CRÍTICA – HORIZONTE

CRÍTICA – HORIZONTE

“Horizonte” é um drama familiar que tem uma premissa bastante boa, centrada em personagens idosas, muitas vezes esquecidas por cineastas jovens. E isso, a meu ver, já faz dele um filme interessante.

Pode-se dizer que está divido em três partes, sendo a primeira delas um tanto dispensável. Isso porque, em primeiro lugar, contribui pouco para o segundo momento do filme — aquele que merece um pouco mais de atenção; depois, porque está mal dirigido mesmo, infelizmente. Pior que isso, acredito que as personagens estão mal construídas, pois são apenas caricaturas: o pai excessivamente autoritário (risível), a mãe excessivamente submissa (idem), a filha sem graça, sem sabor, e o filho meio idiota, um sujeito fraco, confuso e sem iniciativa, talvez o único verossímil, aliás, porque, de certa forma, acaba sendo o retrato da atual geração de rapazes.

Se os personagens desde o roteiro estivessem melhor construídos e os atores, durante a filmagem, estivessem mais bem trabalhados, o plano-sequência inicial teria jogado a favor do filme. Como isso não aconteceu, ele acaba jogando contra. Melhor seria tê-lo descartado, pois a câmera parece perdida, sem saber muito o que fazer diante de uma dinâmica pouco criativa, quase engessada. Se houvesse abandonado o plano-sequência, o diretor teria tido maior controle da mise-en-scène e administrado melhor o tempo dos diálogos, as trocas de olhares, as tensões sutis e os pequenos deslocamentos pelo espaço — e o primeiro momento do filme poderia ter sido brilhante. Algo como a cena do jantar de “Valmont”, de Milos Forman.

Rui, protagonista do filme, contrariado com a família, desprezado e humilhado por eles, vai morar de modo completamente inverossímil numa vila de idosos.
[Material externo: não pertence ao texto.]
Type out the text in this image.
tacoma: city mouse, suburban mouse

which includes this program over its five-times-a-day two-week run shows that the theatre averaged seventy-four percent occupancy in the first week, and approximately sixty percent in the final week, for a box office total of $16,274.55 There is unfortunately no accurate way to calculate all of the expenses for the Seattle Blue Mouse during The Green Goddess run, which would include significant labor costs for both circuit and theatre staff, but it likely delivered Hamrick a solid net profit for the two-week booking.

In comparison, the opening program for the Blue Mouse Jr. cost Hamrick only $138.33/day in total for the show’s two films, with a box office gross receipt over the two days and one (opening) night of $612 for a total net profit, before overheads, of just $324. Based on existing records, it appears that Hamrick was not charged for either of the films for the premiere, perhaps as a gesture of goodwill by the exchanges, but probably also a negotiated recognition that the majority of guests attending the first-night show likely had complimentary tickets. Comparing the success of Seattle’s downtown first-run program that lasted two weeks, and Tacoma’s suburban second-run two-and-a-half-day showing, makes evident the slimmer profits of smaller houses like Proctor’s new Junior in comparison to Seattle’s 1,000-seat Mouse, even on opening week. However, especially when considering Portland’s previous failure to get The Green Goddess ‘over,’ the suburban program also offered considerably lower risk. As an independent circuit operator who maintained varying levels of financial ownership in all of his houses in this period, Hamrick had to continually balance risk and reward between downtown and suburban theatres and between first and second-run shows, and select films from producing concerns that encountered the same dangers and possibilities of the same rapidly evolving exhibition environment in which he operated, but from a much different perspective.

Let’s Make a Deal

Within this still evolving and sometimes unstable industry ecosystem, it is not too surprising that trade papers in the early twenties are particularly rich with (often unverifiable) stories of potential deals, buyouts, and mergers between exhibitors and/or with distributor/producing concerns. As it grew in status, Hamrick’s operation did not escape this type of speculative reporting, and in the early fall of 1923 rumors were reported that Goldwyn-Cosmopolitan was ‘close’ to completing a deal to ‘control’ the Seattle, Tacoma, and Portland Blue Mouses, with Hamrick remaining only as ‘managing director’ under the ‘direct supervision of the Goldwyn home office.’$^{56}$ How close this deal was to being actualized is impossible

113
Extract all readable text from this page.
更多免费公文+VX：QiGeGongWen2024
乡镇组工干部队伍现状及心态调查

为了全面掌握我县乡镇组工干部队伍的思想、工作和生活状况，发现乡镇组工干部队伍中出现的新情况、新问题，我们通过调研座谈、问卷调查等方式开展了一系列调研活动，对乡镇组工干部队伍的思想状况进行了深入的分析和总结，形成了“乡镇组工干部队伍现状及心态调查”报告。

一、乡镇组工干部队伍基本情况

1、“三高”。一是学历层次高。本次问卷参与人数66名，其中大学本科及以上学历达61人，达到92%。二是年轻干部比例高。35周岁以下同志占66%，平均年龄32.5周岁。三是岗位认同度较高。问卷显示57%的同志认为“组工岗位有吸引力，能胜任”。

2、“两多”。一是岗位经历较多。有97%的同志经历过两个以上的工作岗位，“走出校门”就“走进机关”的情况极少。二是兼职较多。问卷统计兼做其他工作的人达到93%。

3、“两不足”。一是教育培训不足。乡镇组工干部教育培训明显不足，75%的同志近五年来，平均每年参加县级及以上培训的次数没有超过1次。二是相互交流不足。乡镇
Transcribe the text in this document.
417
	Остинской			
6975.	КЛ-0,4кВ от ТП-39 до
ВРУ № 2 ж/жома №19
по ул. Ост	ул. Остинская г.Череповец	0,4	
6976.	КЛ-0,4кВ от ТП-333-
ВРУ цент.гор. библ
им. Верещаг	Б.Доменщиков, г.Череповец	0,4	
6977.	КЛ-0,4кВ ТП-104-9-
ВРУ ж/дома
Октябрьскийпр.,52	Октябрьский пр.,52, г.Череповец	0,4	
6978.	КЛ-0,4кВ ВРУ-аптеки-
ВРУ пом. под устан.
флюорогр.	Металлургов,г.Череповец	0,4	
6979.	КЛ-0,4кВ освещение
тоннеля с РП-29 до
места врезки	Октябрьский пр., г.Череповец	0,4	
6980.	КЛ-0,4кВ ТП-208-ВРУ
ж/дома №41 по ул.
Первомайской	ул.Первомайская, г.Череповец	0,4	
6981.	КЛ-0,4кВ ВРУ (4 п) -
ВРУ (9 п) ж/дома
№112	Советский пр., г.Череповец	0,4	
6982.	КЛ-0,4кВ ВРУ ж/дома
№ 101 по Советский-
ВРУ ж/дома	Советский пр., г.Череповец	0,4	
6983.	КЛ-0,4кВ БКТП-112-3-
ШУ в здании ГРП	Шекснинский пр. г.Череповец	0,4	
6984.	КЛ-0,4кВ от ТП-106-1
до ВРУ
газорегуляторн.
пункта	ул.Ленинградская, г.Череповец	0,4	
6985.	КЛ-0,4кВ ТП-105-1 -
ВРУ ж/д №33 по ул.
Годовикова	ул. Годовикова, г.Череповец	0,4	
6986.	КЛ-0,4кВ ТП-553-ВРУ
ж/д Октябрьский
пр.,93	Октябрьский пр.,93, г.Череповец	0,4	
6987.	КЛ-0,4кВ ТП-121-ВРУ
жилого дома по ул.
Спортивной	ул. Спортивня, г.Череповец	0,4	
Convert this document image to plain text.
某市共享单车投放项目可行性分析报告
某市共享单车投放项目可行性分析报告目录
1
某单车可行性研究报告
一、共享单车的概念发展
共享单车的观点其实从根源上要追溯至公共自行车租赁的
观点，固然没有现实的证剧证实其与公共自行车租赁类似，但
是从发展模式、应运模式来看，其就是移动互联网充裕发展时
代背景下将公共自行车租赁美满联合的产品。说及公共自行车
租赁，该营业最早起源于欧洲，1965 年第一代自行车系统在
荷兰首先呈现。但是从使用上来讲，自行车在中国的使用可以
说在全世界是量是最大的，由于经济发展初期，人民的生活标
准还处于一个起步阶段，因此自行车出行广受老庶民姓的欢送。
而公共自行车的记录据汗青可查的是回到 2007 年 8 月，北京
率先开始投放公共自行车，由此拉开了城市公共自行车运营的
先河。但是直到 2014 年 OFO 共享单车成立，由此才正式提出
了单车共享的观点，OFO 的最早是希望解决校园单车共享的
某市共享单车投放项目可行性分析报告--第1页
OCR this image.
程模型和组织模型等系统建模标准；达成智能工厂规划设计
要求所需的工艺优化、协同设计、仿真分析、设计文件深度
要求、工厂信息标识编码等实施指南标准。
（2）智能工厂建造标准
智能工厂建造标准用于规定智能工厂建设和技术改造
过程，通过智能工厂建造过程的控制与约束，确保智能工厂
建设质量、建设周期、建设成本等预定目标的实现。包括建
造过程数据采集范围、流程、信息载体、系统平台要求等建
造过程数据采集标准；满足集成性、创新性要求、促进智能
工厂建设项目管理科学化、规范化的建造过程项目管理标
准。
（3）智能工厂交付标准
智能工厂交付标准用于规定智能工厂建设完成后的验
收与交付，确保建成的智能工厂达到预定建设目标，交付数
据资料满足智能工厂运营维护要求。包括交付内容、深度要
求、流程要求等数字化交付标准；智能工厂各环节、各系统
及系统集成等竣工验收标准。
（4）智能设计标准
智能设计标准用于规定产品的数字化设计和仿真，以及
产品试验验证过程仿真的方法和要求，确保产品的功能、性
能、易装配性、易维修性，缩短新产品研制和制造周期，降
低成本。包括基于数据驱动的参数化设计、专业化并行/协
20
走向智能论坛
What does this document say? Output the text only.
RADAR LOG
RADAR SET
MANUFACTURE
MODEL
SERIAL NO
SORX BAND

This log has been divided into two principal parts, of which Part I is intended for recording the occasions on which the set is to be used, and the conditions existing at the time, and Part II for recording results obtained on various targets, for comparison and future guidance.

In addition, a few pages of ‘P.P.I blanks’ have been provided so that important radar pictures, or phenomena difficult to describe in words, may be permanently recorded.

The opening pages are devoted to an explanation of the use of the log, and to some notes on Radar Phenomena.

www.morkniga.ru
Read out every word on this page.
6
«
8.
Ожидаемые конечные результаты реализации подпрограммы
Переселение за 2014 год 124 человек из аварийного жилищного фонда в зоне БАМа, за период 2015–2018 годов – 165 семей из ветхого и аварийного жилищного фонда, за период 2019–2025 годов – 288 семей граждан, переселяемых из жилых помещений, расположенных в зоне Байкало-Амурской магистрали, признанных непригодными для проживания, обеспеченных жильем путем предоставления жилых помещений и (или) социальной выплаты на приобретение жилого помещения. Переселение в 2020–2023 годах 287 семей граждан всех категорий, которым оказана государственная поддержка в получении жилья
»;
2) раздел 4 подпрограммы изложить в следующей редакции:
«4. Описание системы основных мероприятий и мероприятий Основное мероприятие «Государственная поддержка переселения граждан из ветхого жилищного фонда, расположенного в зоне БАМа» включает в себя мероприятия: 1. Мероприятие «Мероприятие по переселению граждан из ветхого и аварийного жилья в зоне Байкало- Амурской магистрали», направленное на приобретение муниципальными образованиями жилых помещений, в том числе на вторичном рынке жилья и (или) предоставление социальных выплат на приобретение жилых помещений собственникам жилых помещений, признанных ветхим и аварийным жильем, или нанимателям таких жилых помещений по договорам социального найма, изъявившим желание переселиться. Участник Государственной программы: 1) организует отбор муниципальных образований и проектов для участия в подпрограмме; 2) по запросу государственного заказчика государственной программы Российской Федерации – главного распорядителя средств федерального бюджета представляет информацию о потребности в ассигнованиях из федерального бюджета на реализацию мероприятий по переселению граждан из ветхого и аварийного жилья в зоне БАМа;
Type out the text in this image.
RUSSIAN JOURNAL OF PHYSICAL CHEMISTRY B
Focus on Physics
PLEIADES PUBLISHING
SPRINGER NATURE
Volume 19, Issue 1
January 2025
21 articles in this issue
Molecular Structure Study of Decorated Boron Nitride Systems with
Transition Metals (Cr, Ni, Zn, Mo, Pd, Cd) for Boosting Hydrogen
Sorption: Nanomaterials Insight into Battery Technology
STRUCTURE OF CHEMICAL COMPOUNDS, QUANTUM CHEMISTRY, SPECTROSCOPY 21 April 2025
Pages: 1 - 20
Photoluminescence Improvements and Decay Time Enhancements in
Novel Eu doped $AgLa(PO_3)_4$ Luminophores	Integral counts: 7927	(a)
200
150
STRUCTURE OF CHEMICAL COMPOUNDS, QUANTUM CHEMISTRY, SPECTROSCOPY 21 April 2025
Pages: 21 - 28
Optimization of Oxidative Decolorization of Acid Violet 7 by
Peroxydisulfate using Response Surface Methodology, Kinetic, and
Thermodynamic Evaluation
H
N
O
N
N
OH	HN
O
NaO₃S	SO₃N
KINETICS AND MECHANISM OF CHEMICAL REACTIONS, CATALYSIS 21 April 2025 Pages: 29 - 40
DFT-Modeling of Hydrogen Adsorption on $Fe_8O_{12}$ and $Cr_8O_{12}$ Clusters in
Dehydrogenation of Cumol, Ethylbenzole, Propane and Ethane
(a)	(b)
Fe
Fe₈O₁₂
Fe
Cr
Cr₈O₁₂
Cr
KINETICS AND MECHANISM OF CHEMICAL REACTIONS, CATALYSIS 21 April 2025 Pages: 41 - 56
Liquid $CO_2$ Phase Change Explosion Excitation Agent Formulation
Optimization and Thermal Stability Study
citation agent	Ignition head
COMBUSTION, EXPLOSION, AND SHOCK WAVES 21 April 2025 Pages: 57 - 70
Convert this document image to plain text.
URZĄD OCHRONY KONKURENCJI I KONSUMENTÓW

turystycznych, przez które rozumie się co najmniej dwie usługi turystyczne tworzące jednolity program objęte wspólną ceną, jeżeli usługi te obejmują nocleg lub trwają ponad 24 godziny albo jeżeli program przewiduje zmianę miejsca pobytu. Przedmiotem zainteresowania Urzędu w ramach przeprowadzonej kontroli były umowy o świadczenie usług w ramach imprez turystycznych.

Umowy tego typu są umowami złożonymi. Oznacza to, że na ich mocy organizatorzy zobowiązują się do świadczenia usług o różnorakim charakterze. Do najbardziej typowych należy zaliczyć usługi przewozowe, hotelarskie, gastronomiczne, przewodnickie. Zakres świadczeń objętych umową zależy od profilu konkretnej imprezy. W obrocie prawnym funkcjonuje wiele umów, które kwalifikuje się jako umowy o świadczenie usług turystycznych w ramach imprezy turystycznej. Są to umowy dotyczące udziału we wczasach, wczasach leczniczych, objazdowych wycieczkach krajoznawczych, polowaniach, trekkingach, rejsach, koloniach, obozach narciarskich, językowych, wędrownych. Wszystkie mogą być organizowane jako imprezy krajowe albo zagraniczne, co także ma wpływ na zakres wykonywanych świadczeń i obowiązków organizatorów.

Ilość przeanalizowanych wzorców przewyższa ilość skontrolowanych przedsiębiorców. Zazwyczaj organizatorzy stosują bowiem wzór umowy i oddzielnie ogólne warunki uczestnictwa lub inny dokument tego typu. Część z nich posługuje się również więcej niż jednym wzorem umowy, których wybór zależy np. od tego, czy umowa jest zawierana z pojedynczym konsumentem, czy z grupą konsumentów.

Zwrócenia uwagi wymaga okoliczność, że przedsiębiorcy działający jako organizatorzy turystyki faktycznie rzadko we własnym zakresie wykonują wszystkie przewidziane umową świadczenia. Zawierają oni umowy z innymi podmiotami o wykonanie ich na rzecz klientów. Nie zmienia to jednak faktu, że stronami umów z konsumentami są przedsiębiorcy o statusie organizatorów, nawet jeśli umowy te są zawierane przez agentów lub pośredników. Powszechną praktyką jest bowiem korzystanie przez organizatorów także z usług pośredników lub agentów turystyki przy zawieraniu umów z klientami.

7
Uma benesse de um Brasil imaginário, uma espécie de “Minha Casa, Minha Vida” de contos de fadas, algo inaceitável num filme de chave realista, que deveria prezar pela objetividade, pelo factual e por situações cotidianas que espelham um mundo minimamente reconhecível pela totalidade dos brasileiros.

Mas esqueçamos isso. Vamos imaginar que “Horizonte” comece com Rui chegando nesse condomínio dos sonhos, sem explicações fantasiosas e pouco críveis. Poucos dias depois, na frente da sua casa, vem morar Jandira (Ana Rosa), ambos solitários. A partir daí “Horizonte” passa a fazer sentido, justificando os prêmios que ganhou em diversos festivais dentro e fora do Brasil.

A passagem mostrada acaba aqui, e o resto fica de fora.